His knowledge and vast experience has put him at the head of the class among Western New York football and wrestling coaches.

The Williamsport, PA native arrived in Buffalo in 1957. He started for three seasons on the offensive line for the University of Buffalo before beginning his high school coaching career. Growing up in central Pennsylvania, Shifflet’s first love was putting on the pads and playing, but he always carried a unique appreciation for football’s Xs and O’s.

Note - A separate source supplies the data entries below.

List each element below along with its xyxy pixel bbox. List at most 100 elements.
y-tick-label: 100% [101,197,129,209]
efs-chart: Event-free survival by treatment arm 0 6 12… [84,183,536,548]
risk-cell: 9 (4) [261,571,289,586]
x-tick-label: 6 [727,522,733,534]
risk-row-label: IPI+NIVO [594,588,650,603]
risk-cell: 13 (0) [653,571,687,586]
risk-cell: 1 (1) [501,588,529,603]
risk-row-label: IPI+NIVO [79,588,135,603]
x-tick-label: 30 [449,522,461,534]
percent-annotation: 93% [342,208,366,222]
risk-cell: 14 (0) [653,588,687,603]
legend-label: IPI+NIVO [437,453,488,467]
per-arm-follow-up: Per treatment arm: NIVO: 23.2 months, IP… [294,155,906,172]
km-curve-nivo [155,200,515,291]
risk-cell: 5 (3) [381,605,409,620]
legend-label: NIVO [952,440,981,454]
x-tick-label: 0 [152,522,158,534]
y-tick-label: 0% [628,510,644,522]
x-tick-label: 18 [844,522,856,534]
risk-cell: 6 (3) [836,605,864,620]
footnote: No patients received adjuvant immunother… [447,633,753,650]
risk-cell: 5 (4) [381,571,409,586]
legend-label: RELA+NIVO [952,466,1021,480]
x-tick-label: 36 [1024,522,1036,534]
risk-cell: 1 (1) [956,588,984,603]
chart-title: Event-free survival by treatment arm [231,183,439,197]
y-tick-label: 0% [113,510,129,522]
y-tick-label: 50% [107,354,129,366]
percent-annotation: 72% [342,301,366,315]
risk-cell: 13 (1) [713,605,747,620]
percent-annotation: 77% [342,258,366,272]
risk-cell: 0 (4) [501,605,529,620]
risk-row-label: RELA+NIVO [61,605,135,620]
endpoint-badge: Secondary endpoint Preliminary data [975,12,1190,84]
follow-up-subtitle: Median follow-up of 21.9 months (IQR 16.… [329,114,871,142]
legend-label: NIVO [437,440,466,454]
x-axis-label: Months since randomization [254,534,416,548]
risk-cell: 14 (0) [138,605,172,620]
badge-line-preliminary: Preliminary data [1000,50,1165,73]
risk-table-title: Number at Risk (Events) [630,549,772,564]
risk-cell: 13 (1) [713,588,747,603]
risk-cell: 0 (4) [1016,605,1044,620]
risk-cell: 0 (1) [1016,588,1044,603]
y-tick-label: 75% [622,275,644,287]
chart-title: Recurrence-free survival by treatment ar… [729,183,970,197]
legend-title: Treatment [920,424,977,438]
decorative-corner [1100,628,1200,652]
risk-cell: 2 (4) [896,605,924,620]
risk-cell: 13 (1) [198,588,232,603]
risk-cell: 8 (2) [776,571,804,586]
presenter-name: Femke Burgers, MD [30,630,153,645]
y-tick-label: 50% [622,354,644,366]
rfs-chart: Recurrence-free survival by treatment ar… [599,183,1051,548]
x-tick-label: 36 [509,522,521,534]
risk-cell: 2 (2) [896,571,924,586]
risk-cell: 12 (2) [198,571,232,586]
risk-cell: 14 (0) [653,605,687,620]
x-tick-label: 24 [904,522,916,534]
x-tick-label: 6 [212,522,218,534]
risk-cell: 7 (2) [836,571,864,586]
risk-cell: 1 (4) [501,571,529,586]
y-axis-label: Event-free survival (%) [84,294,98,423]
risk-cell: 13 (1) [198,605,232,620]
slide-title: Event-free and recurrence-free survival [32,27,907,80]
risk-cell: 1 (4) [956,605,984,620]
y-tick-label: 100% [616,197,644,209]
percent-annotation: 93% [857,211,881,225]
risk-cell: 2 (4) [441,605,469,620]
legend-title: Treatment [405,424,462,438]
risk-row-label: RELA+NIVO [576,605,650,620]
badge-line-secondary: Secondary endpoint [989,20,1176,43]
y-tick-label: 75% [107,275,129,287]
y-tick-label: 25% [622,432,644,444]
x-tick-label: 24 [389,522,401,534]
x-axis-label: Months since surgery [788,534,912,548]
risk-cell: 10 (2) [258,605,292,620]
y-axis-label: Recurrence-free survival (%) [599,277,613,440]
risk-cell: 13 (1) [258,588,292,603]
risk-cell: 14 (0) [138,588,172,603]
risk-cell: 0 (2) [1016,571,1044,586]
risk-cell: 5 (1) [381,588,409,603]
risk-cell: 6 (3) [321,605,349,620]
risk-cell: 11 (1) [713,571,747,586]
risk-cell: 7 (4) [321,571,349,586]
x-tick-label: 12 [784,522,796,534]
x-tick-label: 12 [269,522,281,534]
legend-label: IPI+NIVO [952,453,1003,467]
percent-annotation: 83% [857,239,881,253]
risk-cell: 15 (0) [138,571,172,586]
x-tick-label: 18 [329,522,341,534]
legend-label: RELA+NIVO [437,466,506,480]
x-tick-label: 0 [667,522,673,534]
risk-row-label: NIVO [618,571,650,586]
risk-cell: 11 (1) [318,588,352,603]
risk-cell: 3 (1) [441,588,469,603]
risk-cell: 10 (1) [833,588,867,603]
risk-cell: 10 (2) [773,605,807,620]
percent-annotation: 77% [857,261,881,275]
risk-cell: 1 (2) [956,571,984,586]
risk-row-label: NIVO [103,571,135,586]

Shifflet landed his first head coaching job at Sweet Home in 1964, three years after graduating from UB. He was an instant success, combining a no-nonsense coaching style with an advanced understanding of the game. He was one of the region’s first coaches to run the Veer offense and other option variations.
“I went out and really studied the game every year,” Shifflet said. “I mean, really went out and studied it. I think the secret in high school football is how to adjust.” Shifflet went 127-52-5 and won nine league championships in 22 seasons at Sweet Home. Overall, his football teams won 193 games over 34 seasons at three schools.

In addition, his wrestling squads were consistently among the area’s best. In 21 years as wrestling coach he was 232-54-3 with 12 league titles and 70 individual league championships. He also served 20 years as a wrestling official and was Section VI Chairman for six years. The annual Sweet Home Wrestling Tournament was later changed to carry his name.

He retired from Sweet Home in 1995 after 33 years as a teacher, coach and administrator. He went on to coach football at Tonawanda High School, where he went 40-14 from 1995-2000 before going 26-28 the next six years at Niagara Falls High School.

Becoming semi-retired meant little for a coach with a passion for football and Shifflet agreed to coach the junior varsity at Williamsville East High School in 2007. When the varsity job opened in 2008 he couldn’t say no. “I love this too much,” Shifflet said. “I enjoy working with the athletes. I like the competition.” And he never stops learning.

He joins his seventh Hall of Fame tonight, including UB’s in 1994, but considers this his highest honor.